Email Thread hijacking (or "threadjacking") in online communication is the act of composing a new mail to a email mailing list, internet forum or newsgroup by replying to an existing message with un- or barely-related content, rather than composing a new message from scratch. In the worst case, the threadjacker fails to even change the Subject: line.
Harms from threadjacking result from
*disruption to email clients that display discussions in a hierarchical, or threaded, fashion. An email client usually cannot do content analysis of messages to make this determination; rather, it relies upon an In-Reply-To: header field that records the Message-ID of the respondee. Thus a threadjacked message is mixed into the tree of an unrelated thread, rather than in a new one. *degradation to search. Email clients often default to searching the Subject: line, rather than the more voluminous bodies of messages. An attempt to search for a message with contents very different from its Subject: will then be thwarted.

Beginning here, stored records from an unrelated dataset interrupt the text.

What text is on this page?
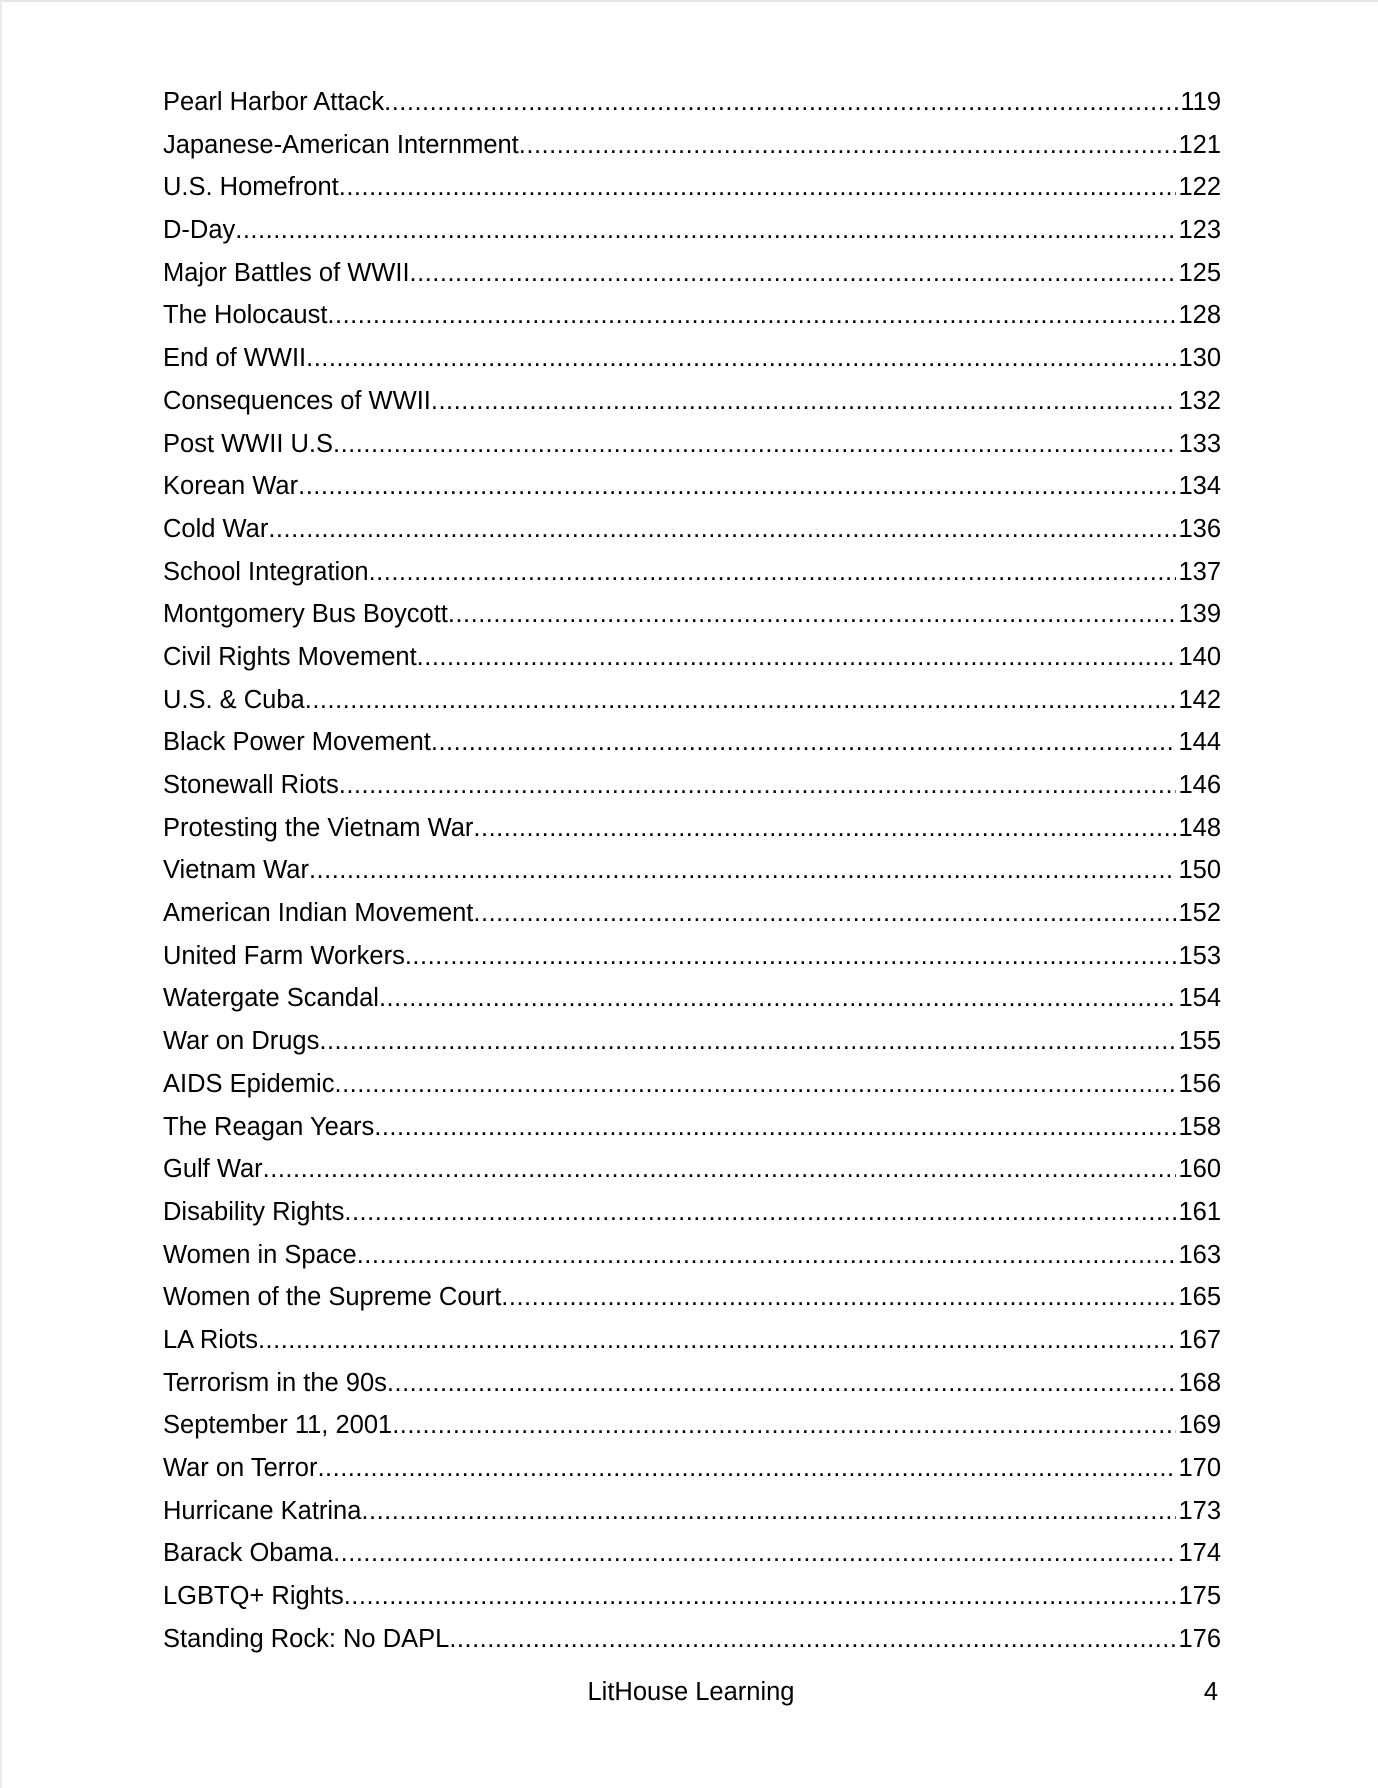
Pearl Harbor Attack .....	119
Japanese-American Internment .....	121
U.S. Homefront .....	122
D-Day .....	123
Major Battles of WWII .....	125
The Holocaust .....	128
End of WWII .....	130
Consequences of WWII .....	132
Post WWII U.S .....	133
Korean War .....	134
Cold War .....	136
School Integration .....	137
Montgomery Bus Boycott .....	139
Civil Rights Movement .....	140
U.S. & Cuba .....	142
Black Power Movement .....	144
Stonewall Riots .....	146
Protesting the Vietnam War .....	148
Vietnam War .....	150
American Indian Movement .....	152
United Farm Workers .....	153
Watergate Scandal .....	154
War on Drugs .....	155
AIDS Epidemic .....	156
The Reagan Years .....	158
Gulf War .....	160
Disability Rights .....	161
Women in Space .....	163
Women of the Supreme Court .....	165
LA Riots .....	167
Terrorism in the 90s .....	168
September 11, 2001 .....	169
War on Terror .....	170
Hurricane Katrina .....	173
Barack Obama .....	174
LGBTQ+ Rights .....	175
Standing Rock: No DAPL .....	176
LitHouse Learning	4
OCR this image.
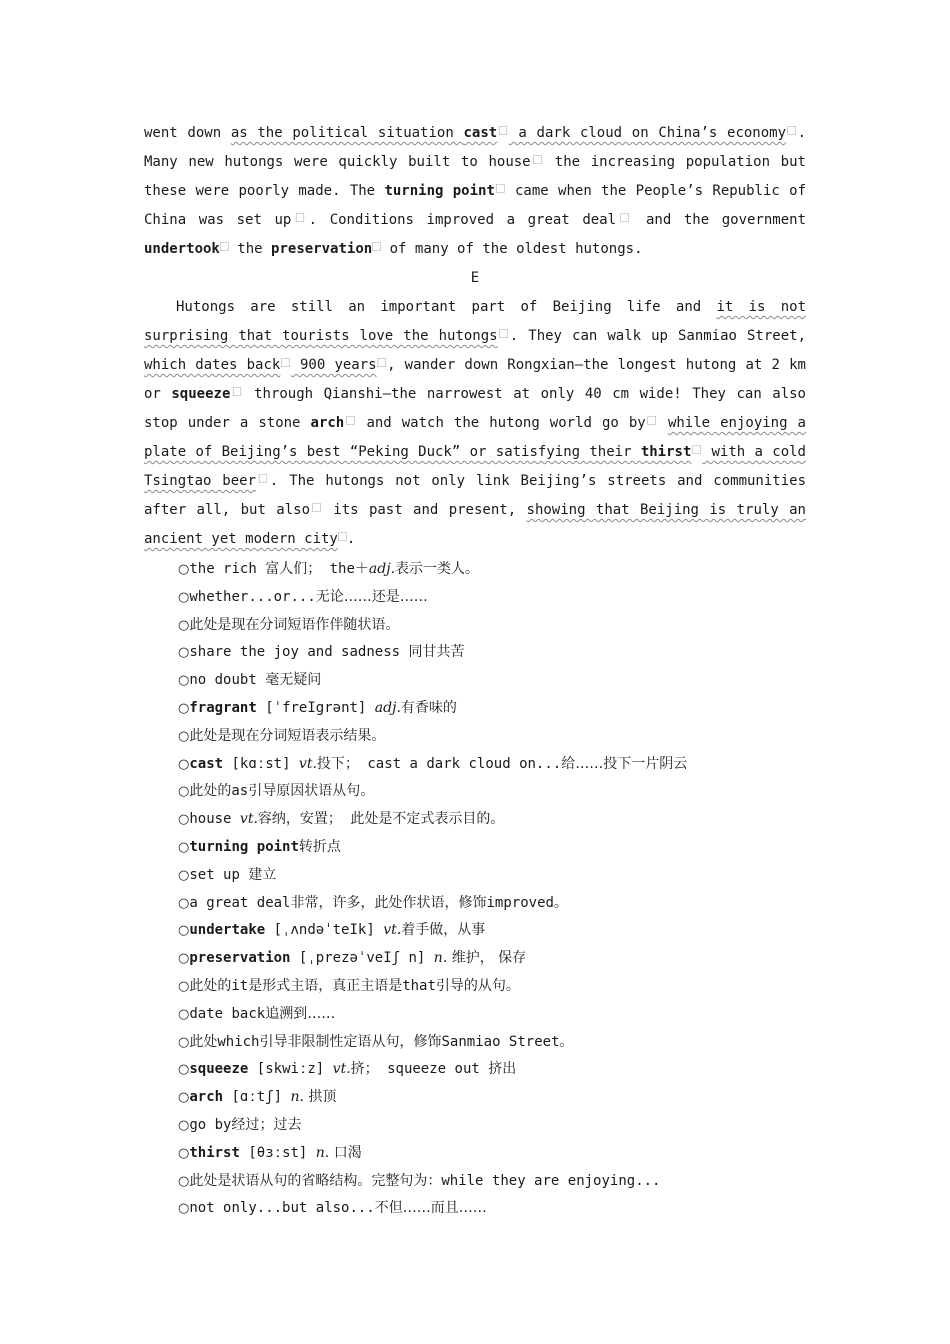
went down as the political situation cast⃞ a dark cloud on China’s economy⃞. Many new hutongs were quickly built to house⃞ the increasing population but these were poorly made. The turning point⃞ came when the People’s Republic of China was set up⃞. Conditions improved a great deal⃞ and the government undertook⃞ the preservation⃞ of many of the oldest hutongs.

E

Hutongs are still an important part of Beijing life and it is not surprising that tourists love the hutongs⃞. They can walk up Sanmiao Street, which dates back⃞ 900 years⃞, wander down Rongxian—the longest hutong at 2 km or squeeze⃞ through Qianshi—the narrowest at only 40 cm wide! They can also stop under a stone arch⃞ and watch the hutong world go by⃞ while enjoying a plate of Beijing’s best “Peking Duck” or satisfying their thirst⃞ with a cold Tsingtao beer⃞. The hutongs not only link Beijing’s streets and communities after all, but also⃞ its past and present, showing that Beijing is truly an ancient yet modern city⃞.

○the rich 富人们； the＋adj.表示一类人。
○whether...or...无论……还是……
○此处是现在分词短语作伴随状语。
○share the joy and sadness 同甘共苦
○no doubt 毫无疑问
○fragrant [ˈfreIgrənt] adj.有香味的
○此处是现在分词短语表示结果。
○cast [kɑːst] vt.投下； cast a dark cloud on...给……投下一片阴云
○此处的as引导原因状语从句。
○house vt.容纳，安置； 此处是不定式表示目的。
○turning point转折点
○set up 建立
○a great deal非常，许多，此处作状语，修饰improved。
○undertake [ˌʌndəˈteIk] vt.着手做，从事
○preservation [ˌprezəˈveIʃ n] n. 维护， 保存
○此处的it是形式主语，真正主语是that引导的从句。
○date back追溯到……
○此处which引导非限制性定语从句，修饰Sanmiao Street。
○squeeze [skwiːz] vt.挤； squeeze out 挤出
○arch [ɑːtʃ] n. 拱顶
○go by经过；过去
○thirst [θɜːst] n. 口渴
○此处是状语从句的省略结构。完整句为：while they are enjoying...
○not only...but also...不但……而且……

Threadjacking is generally considered a breach of netiquette and can cause ill feelings among other participants in the discussion.
Internet Forums Thread hijacking in internet forum communication is the act of steering a discussion off-topic by discussing a subject entirely unrelated to the subject at hand.
While this can be an intentional act of trolling, it is often accidental - caused by participants in the discussion responding to a throwaway remark, thus taking the thread off at a tangent to the original subject matter. The results often provoke a feeling of resentment from the author of the original post.